Les gâtés que nous sommes, nous habitants de Genève, pourrions, tant il y a d’événements majeurs sur ce petit territoire, oublier parfois que notre rayonnement international, l’une des sources de notre bien-être, nous le devons en majeure partie à ceux qui viennent d’ailleurs. C’est ainsi depuis bien des lustres.
Le 20 novembre dernier, quand la Fondation pour Genève a remis son prix 2006 à Kofi Annan, le Secrétaire général de l’ONU jusqu’à fin décembre, devant un parterre inouï de personnalités, c’est en réalité le ghanéen qui honore Genève en le recevant. Cette Genève qu’il affectionne en particulier au point de s’y installer dès que son mandat prendra fin.
C’est pourquoi, nous avons décidé dans ce journal qui franchira le cap de la nouvelle année de demander à quelques diplomates de vous présenter, chers lecteurs, leurs vœux pour 2007 (page 5). Qu’ils soient ici remerciés de leur aimable participation.
Les richesses culturelles, philosophiques et, bien entendu, économiques et sociales, que nous apporte le monde international ne sont plus à démontrer. Elles sont souvent jalousées par d’autres pays qui régulièrement tentent d’attirer telle organisation ou exposition en offrant des conditions faramineuses. Il suffit de suivre la saga Telecom pour en être conscient.
C’est dire si aujourd’hui l’acquis ne suffit plus! Se reposer sur ses lauriers, aussi prestigieux soient-ils, est même dangereux. C’est pourquoi toute initiative ayant pour but de stimuler l’action locale et régionale est la bienvenue.
Toute proportion gardée, c’est bien ce que tente de réaliser la 3ème «Place des Affaires», ce rendez-vous devenant incontournable des entreprises certes, mais aussi de toutes celles et de tous ceux qui sont motivés par une Genève innovante.
Le choix d’installer ce salon au cœur de la Genève internationale, au CICG (Centre International de Conférences de Genève) n’est d’ailleurs pas innocent. Faire se rencontrer tout secteur d’activité, du domaine public et privé, du monde local, régional et international est un pari qui commence à être gagné.
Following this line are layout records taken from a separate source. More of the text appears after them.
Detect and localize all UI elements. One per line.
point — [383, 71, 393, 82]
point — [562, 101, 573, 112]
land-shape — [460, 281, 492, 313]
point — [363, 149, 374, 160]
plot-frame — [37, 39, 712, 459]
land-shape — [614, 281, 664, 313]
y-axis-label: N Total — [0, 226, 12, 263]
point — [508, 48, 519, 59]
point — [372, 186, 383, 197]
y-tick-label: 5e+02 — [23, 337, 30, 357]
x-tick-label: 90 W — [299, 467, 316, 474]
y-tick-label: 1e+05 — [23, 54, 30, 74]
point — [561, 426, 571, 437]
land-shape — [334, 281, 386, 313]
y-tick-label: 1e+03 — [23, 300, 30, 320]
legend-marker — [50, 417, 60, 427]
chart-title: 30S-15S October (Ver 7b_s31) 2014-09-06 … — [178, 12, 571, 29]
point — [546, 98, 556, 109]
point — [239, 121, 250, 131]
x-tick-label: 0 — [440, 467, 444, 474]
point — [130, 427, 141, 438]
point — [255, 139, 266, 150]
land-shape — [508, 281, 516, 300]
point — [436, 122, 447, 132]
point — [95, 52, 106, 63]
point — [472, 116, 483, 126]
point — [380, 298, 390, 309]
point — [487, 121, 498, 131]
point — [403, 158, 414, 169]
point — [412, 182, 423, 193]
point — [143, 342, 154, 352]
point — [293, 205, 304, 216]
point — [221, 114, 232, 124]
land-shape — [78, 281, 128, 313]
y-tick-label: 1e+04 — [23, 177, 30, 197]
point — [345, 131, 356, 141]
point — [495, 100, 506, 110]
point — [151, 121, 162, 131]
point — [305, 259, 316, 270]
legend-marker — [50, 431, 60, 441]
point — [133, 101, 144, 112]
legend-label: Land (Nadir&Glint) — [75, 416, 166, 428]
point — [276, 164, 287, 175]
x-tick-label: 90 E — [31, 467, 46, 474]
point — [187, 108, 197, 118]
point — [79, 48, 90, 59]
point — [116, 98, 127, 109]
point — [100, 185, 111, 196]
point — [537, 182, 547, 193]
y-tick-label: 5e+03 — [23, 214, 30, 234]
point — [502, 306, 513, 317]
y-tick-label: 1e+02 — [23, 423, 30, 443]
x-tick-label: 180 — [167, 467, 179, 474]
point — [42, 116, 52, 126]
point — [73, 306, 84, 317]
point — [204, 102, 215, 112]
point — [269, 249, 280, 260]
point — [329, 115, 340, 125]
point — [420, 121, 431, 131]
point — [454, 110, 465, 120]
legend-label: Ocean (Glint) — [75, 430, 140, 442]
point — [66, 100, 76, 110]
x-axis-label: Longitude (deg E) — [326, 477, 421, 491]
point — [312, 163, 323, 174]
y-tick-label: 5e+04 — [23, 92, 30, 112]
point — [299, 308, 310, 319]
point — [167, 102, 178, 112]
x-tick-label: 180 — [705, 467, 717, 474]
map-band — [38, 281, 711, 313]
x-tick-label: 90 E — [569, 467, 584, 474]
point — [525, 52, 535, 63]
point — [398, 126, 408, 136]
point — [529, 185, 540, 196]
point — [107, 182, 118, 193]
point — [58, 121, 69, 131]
Tisser et renforcer les liens entre tous les acteurs responsables par leurs actions socio-économiques des destinées de cette ville et établir un nouveau dialogue entre des personnes ayant des sensibilités et responsabilités diverses est l’une des volontés exprimées par les organisateurs de ce jeune événement (page 13). Un illustre étranger du nom de Voltaire ne disait-il pas «…je ne suis pas de votre avis, mais je me battrai pour que vous puissiez l’exprimer…». Ce sont là mes vœux pour une lumineuse nouvelle année à vous toutes comme à vous tous!